2. preparation method according to claim 1, is characterized in that: described solubility divalent iron salt can to select in frerrous chloride, ferrous sulfate, iron ammonium sulfate, ferrous nitrate or ferrous acetate the combination of any one or at least two kinds.

3. preparation method according to claim 1 and 2, is characterized in that: described soluble transition metal nickel, cobalt, manganese salt can to select in the chloride of nickel, cobalt, manganese, sulfate, nitrate or acetate the combination of any one or at least two kinds.

4. the preparation method according to any one of claim 1-3, is characterized in that: described oxalates comprises ammonium oxalate and/or sodium oxalate.

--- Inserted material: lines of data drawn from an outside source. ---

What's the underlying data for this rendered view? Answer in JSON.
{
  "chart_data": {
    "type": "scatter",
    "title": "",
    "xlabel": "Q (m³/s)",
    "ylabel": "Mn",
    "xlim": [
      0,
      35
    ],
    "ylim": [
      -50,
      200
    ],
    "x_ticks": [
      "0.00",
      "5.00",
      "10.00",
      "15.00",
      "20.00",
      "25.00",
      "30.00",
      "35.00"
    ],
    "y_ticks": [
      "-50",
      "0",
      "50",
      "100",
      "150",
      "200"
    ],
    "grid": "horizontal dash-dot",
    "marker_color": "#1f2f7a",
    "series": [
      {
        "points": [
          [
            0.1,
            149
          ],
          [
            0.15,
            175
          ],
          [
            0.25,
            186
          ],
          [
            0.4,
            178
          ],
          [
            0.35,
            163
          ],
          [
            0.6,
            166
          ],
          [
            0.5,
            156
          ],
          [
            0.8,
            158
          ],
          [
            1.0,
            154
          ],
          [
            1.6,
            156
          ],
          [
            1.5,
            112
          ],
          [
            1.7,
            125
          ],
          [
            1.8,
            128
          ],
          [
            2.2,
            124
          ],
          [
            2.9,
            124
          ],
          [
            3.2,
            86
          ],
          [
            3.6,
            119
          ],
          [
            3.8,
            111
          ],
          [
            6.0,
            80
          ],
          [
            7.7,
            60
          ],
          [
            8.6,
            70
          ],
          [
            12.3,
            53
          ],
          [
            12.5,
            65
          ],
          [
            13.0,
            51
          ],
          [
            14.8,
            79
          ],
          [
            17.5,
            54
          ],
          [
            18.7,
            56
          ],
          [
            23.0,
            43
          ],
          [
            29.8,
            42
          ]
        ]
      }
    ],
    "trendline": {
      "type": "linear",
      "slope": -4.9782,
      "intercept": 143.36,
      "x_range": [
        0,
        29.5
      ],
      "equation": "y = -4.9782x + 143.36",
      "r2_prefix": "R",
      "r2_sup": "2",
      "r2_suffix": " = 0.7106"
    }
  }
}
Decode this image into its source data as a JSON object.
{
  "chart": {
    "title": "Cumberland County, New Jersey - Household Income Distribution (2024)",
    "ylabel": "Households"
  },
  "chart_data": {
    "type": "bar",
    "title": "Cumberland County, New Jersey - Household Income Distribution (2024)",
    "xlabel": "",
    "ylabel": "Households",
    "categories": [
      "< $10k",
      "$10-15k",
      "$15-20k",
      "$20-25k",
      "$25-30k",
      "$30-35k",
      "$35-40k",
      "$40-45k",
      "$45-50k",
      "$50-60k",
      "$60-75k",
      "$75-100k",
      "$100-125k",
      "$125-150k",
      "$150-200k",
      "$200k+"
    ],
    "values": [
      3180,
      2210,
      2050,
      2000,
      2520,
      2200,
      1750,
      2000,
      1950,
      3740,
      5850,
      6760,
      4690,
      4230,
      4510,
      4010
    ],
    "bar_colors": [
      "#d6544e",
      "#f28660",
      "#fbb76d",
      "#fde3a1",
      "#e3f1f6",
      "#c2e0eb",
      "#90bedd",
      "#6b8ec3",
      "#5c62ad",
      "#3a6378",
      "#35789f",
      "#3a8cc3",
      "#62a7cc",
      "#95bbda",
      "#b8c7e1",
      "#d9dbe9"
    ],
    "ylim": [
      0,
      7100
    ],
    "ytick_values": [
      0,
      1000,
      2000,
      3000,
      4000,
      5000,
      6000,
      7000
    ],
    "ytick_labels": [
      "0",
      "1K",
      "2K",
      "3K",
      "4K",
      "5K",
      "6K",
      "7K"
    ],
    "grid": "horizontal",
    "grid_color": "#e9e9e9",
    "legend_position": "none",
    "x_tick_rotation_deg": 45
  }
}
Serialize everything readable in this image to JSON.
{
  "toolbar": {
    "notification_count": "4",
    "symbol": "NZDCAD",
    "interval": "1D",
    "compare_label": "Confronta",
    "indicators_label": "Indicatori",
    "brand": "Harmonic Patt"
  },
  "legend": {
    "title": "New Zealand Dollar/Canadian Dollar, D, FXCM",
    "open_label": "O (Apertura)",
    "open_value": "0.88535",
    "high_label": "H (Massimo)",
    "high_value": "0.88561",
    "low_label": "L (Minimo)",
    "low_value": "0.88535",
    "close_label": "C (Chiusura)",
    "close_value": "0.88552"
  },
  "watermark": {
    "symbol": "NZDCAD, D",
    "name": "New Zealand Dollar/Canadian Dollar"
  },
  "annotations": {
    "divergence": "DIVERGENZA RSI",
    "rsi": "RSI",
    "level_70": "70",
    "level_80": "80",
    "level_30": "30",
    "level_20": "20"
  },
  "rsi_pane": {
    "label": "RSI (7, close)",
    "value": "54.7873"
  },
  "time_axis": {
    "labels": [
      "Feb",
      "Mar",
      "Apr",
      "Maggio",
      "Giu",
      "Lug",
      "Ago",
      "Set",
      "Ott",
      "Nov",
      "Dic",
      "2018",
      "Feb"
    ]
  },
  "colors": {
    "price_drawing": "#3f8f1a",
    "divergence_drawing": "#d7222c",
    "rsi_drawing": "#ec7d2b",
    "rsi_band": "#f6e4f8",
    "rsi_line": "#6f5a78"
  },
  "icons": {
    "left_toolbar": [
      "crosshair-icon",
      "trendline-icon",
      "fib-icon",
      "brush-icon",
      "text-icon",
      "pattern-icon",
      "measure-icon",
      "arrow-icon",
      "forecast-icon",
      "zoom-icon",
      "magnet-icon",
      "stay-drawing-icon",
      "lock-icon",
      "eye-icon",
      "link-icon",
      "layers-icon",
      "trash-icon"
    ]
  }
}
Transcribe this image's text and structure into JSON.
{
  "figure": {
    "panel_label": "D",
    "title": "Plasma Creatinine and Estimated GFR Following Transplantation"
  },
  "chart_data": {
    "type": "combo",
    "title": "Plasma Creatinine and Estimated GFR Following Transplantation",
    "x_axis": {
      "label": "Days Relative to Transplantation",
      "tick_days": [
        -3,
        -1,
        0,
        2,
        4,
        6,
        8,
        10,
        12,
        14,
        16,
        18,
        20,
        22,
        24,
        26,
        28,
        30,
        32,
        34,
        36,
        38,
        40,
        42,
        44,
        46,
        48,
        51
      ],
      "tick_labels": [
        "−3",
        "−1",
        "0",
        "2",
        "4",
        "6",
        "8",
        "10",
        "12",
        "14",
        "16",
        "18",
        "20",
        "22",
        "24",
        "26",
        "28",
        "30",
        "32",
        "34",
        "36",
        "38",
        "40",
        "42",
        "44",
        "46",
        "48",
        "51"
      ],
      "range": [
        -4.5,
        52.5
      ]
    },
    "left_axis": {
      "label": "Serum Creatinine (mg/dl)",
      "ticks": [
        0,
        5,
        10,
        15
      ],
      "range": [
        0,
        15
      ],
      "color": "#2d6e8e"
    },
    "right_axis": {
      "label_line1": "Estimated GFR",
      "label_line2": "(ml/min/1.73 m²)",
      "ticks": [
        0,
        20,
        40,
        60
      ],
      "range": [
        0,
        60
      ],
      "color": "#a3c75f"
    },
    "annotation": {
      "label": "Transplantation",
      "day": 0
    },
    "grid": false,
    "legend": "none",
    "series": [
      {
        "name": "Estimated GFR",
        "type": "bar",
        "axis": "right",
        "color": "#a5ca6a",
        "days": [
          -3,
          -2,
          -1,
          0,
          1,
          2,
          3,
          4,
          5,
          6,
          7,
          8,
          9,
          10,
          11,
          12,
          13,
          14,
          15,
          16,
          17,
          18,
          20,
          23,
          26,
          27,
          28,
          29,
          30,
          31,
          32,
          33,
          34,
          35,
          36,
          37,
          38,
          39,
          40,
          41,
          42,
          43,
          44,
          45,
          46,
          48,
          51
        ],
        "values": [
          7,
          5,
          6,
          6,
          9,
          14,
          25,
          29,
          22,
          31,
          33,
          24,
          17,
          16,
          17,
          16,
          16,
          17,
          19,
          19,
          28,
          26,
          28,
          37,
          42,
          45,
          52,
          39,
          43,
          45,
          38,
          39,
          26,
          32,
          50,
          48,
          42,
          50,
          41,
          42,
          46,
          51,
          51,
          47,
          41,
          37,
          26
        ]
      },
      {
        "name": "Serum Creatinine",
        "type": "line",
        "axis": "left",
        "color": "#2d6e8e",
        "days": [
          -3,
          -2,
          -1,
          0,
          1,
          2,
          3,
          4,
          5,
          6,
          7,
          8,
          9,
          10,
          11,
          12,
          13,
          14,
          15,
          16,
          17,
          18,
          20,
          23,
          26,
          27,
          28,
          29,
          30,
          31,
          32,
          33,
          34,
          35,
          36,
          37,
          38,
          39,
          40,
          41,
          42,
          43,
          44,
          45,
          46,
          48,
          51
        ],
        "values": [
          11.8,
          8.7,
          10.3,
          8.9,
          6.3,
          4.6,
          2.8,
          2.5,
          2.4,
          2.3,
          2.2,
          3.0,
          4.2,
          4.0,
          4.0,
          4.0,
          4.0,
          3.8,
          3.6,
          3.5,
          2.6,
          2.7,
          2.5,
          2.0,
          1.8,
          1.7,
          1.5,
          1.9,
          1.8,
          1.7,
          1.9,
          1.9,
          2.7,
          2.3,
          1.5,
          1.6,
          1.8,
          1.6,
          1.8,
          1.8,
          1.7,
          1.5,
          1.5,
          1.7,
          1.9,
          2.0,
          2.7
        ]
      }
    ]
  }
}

5. the preparation method according to any one of claim 1-4, is characterized in that: the combination of any one or at least two kinds can be selected in lithium carbonate, lithium oxalate, lithium acetate, lithium hydroxide, lithium chloride, lithium nitrate or lithium sulfate in described lithium source.

6. the preparation method according to any one of claim 1-5, is characterized in that: the combination of any one or at least two kinds can be selected in ammonium dihydrogen phosphate, diammonium hydrogen phosphate, triammonium phosphate, sodium dihydrogen phosphate, sodium hydrogen phosphate, tertiary sodium phosphate, potassium dihydrogen phosphate, dipotassium hydrogen phosphate or tripotassium phosphate in described phosphorus source.

7. the preparation method according to any one of claim 1-6, is characterized in that: the acid solution of the middle ammonia spirit with 2.0 ~ 8.0mol/L of described step (2) and 0.5 ~ 2.0mol/L regulates the pH of reaction system.

8. the preparation method according to any one of claim 1-7, is characterized in that: inertia used or weak reducing atmosphere are selected from the one in nitrogen, argon gas and hydrogen and nitrogen mixture, hydrogen and argon gas gaseous mixture respectively.

9. the preparation method according to any one of claim 1-8, is characterized in that: the acid added in described step (1) is the combination of any one or at least two kinds in hydrochloric acid, sulfuric acid or nitric acid;

Preferably, the concentration of described acid is 0.1 ~ 5mol/L;

Preferably, in described step (1), the addition of urea is 40 ~ 300g/L.

10. the preparation method according to any one of claim 1-9, is characterized in that: in described step (2), the reaction time is 10 ~ 30 hours.